On its face, that doesn’t sound so terrible. But “trickle-down consumption” can have less-happy side effects too. In an earlier paper, Frank, Adam Seth Levine, and Oege Dijk found that “expenditure cascades” tend to lead to more bankruptcies,
higher divorce rates, and longer commutes. Keeping up with the Joneses takes a toll.Bertrand and Morse assemble their own evidence on this. Middle-class households that are exposed to growing inequality, they find, appear to report more signs of financial distress. And, at the state level, higher inequality seems to be predictive of personal bankruptcy filings.
There are also signs — albeit tentative — that growing inequality at the top end is affecting politics in unexpected ways. The two economists find that members of Congress in districts with higher levels of income inequality were more likely to vote for a 1992 bill that greatly expanded credit for housing. That was true even after controlling for ideology.
In an interview, Bertrand said it was still unclear why this is. One possibility is that in areas with high top-end inequality, politicians are more likely to favor policies that allow middle-class Americans to borrow more so that they can keep up. Another possibility, though, is that high inequality at the top is driven by a growing financial sector — and so politicians are more willing to loosen credit to placate the banks.
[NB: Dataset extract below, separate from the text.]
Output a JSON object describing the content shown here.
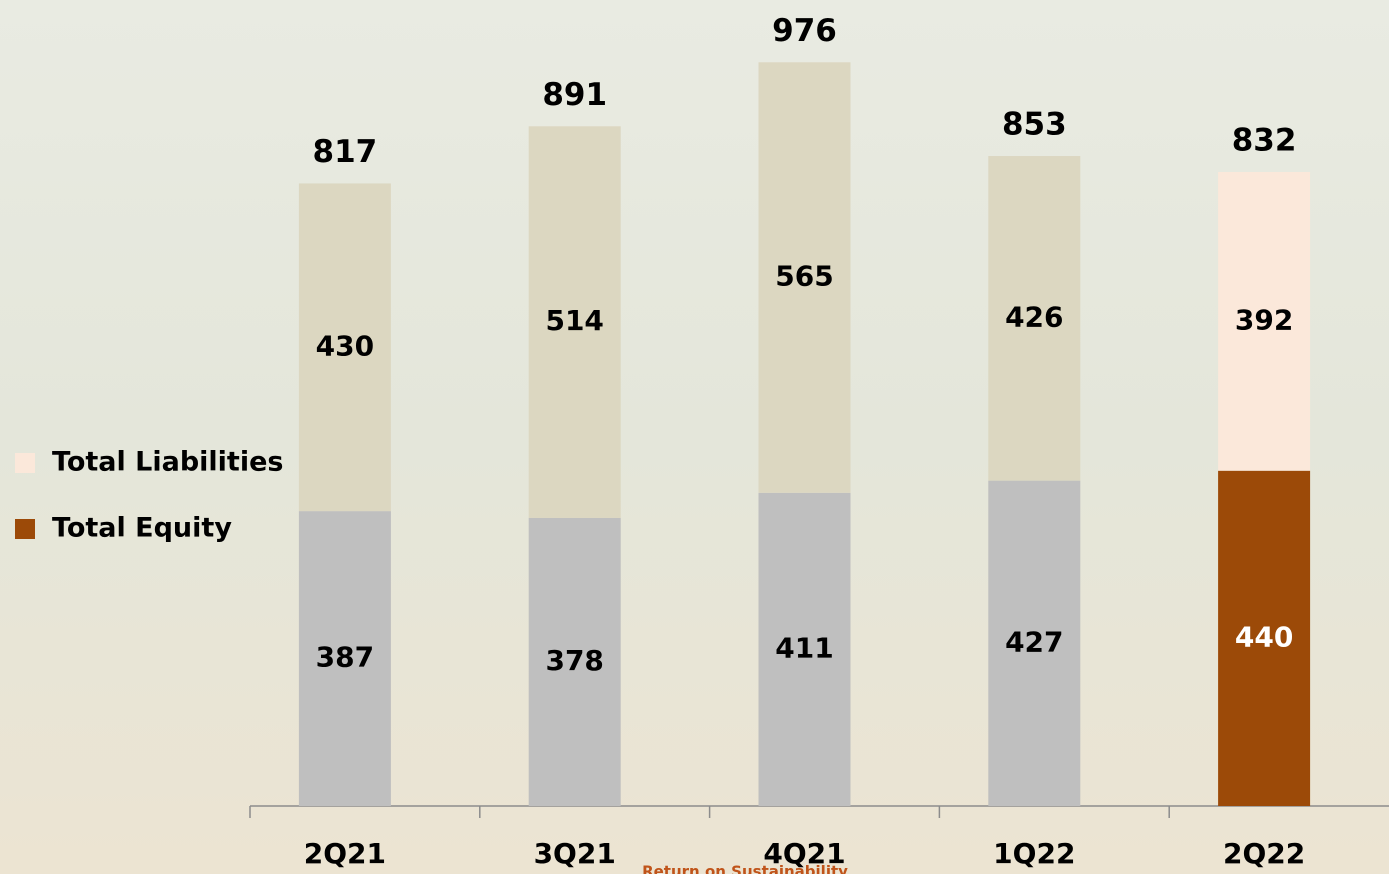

Either way, this dynamic can be harmful to economic growth over the long run, as a 2011 report from the International Monetary Fund found (see chart). When inequality runs rampant, the IMF argued, people on the lower end tend to borrow more to keep afloat. That excess debt, in turn, increases the risk of a major financial crisis. This new paper adds a bit more detail on how these situations can develop.
For her part, Bertrand argues that the effects of inequality on the political system could use more research. “Academics spend a lot of time looking at the causes of rising income inequality,” she says. “But surprisingly, there’s much less work on the consequences.”